First glance is the best time to eliminate a cancer, says Dr. Kraj who hopes better understanding of how that does – and doesn't – happen will lead to new treatments utilizing the body's natural defenses. Funding from the Georgia Cancer Coalition's program for young investigators helped him develop the model. He recently received a five-year, $1.1 million grant from the National Cancer Institute to use the model to study prostate cancer and melanoma.
The work started with whittling the vast immune response to an examinable number of different T cells, which orchestrate the immune response, and expressing a known antigen in tumor cells that provokes the response.
The body has millions of T cells produced by the thymus, that start life naïve, then develop a memory for thousands of antigens they encounter: everything from pollen to viruses to the body's own proteins and peptides. "Generally the mouse has a wide, abundant repertoire of T cell receptors," says Dr. Kraj. "If you take 10,000 T cells, there is a good chance each cell's is different.
"We wanted a system where we could look at a population of antigen-specific cells. The way we could do that is by making a transgenic mouse. The specificity of the T cells is biased to recognize one peptide and we know what that peptide is. We have a prostate cancer cell line that expresses this peptide. We can now move to the experiments where we can inject those mice with prostate tumor cells and see what happens," Dr. Kraj says. "We already are doing that with melanoma cells."
The usual first place antigens and T cells meet is in the draining lymph nodes, which also are part of the immune system. When cancer spreads, it typically moves through this natural drainage system. If all goes well, long before that happens, the body has seen and eliminated the cancer, says Dr. Kraj. Very early in the disease process, immune cells called dendritic cells take cancer antigens – and all antigens – to the draining lymph nodes and present them to the T cells. "It's like a meeting place for all cells," says Dr. Kraj.
In this meeting place, T cells decide whether to attack or ignore antigens. Unfortunately and amazingly, wily cancer cells can go into defense mode and avoid producing proteins recognizable to the immune system. "Tumor cells that survive and make the tumor are those that are least recognized by the immune system," says Dr. Kraj. "It's like natural selection: the fittest survive. Basically, the immune system kills all of what it can recognize and we are left with those cells that are most resistant to the immune system. Now the question is, is the tumor shaping the immune system as well" by also neutralizing cells most likely to respond to cancer?

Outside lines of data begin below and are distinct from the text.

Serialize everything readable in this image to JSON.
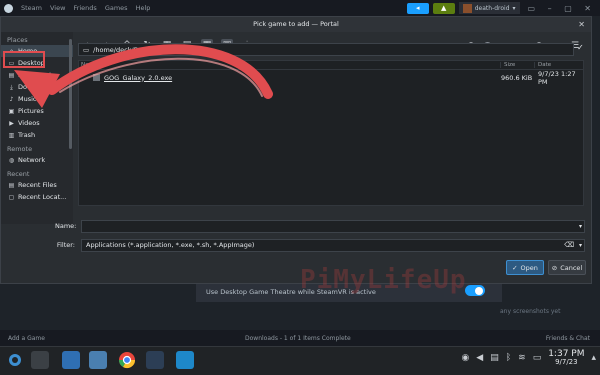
{
  "steam": {
    "menu": [
      "Steam",
      "View",
      "Friends",
      "Games",
      "Help"
    ],
    "username": "death-droid",
    "option_text": "Use Desktop Game Theatre while SteamVR is active",
    "screenshots_text": "any screenshots yet",
    "add_game": "Add a Game",
    "downloads": "Downloads - 1 of 1 Items Complete",
    "friends_chat": "Friends & Chat"
  },
  "dialog": {
    "title": "Pick game to add — Portal",
    "places_title": "Places",
    "places": [
      {
        "label": "Home",
        "icon": "home-icon"
      },
      {
        "label": "Desktop",
        "icon": "desktop-icon"
      },
      {
        "label": "Documents",
        "icon": "documents-icon"
      },
      {
        "label": "Downloads",
        "icon": "downloads-icon"
      },
      {
        "label": "Music",
        "icon": "music-icon"
      },
      {
        "label": "Pictures",
        "icon": "pictures-icon"
      },
      {
        "label": "Videos",
        "icon": "videos-icon"
      },
      {
        "label": "Trash",
        "icon": "trash-icon"
      }
    ],
    "remote_title": "Remote",
    "remote": [
      {
        "label": "Network",
        "icon": "network-icon"
      }
    ],
    "recent_title": "Recent",
    "recent": [
      {
        "label": "Recent Files",
        "icon": "recent-files-icon"
      },
      {
        "label": "Recent Locat...",
        "icon": "recent-locations-icon"
      }
    ],
    "path": "/home/deck/Downloads/",
    "columns": {
      "name": "Name",
      "size": "Size",
      "date": "Date"
    },
    "files": [
      {
        "name": "GOG_Galaxy_2.0.exe",
        "size": "960.6 KiB",
        "date": "9/7/23 1:27 PM"
      }
    ],
    "name_label": "Name:",
    "name_value": "",
    "filter_label": "Filter:",
    "filter_value": "Applications (*.application, *.exe, *.sh, *.AppImage)",
    "open_label": "Open",
    "cancel_label": "Cancel"
  },
  "watermark": "PiMyLifeUp",
  "taskbar": {
    "time": "1:37 PM",
    "date": "9/7/23"
  },
  "colors": {
    "accent": "#1a9fff",
    "annotation": "#e04c4f"
  }
}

Dr. Kraj's model enables him to study this important give and take by knowing which cells to watch and thinning out the cell crowd enough to do it. "I am going to express this antigen in a tumor cell and look back at what's happening to those particular cells in this particular mouse. It's not like all the immune cells will get anergic (unable to generate an immune response) or will get deleted or get activated. It's just those particular cells specific for this particular antigen that should be affected."
He hopes the up-close studies will shed light as well on why the immune system sometimes turns on the body, such as in autoimmune disease like arthritis and type 1 diabetes. "Probably the same mechanisms that are responsible for tolerance to cancer are responsible for tolerance to self tissues," says Dr. Kraj. "Also, the same mechanisms that make the immune system recognize cancer may also work in recognizing your own tissue."
Dr. Kraj joined the MCG faculty in March 2003 after working as a postdoctoral fellow in the laboratory of Dr. Leszek Ignatowicz, also an immunologist in the MCG Institute of Molecular Medicine and Genetics.